I am undoubtedly a very busy person. I am always doing at least one of three things: writing, building, and thinking. Even when I just sit and think, no matter how simple the subject, it eventually leads to some vast analysis of the universe, cycling again into something very, very busy. This train of thought I'm going to describe to you is no different.
I had just learned of all the events surrounding Aphelion's defeat when I decided to exit the sewers for good. It was time to continue my work at home. When I shut my door and sat down, however, I had found myself floored by a memory, unable to do anything but think. While down in that chamber, Jack had gotten me to admit that I couldn't really do much cooped up inside every day, no matter how smart I was. But I never made the effort to leave. Jack even invited me to go fight the dragons, and I still never left my studying of those frescoes. I knew that staying down there was hurting my mind, and I knew I might have been able to get even more clues from observing the dragons up close. I told him to return when he needed me, but I knew that he wouldn't have the time to come back. Why didn't I just go?
This recollection led to a long reassessment of my scientific methods. Jack, the boy who got a 5 out of 100 on his entrance exam into the Radiata Knights, now knows more about the dragons than I ever will. Why? Jack looked, and ventured, and fought for his answers. I sat, read, and only sometimes walked to my points of research. Could I be a better scientist if I explored more, or even took breaks?
I then reflected on something I had never payed any mind to. About a year or two ago, I saw a girl outside my window. She explored a bit while making her way towards the City of Flowers, and came back not five minutes later, seemingly eager to leave the Elf Region in its entirety. There was nothing special about her, save the fact that she was the only human here besides me at the time. The only reaction she evoked from me was a raise of my eyebrows upon her departure. ...But what if it had been different?

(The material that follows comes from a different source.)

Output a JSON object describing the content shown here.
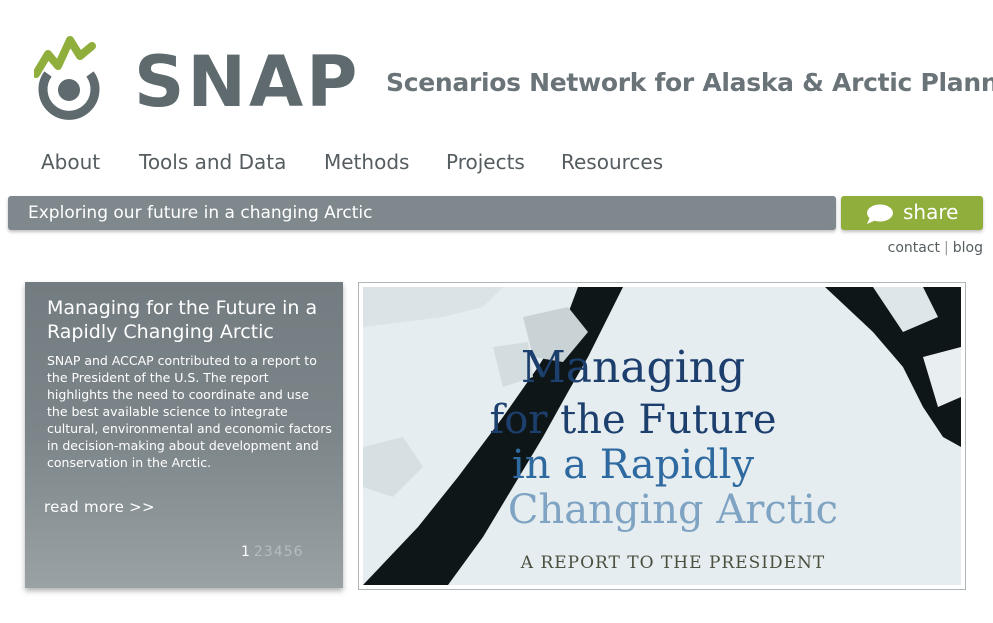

I'm not saying that I missed her, or that I even remembered what she looked like (I still don't). I was just wondering what would have happened if I had allowed myself to talk to her. What if I would have found out that she was also researching elves, worked with her, married her, and had children that were twice as smart as me, therefore greatly benefitting the scientific community? That obvoiusly didn't happen. I didn't let it happen, just as I didn't let anything non-scientific happen for me. I was starting to believe that this way of life was wrong. The more I contemplated, the more I knew I'd been on the wrong path to progress. I felt, for a moment, that in order to be more of a genius, I would have to be less of one.
Or maybe I don't. It was just a thought.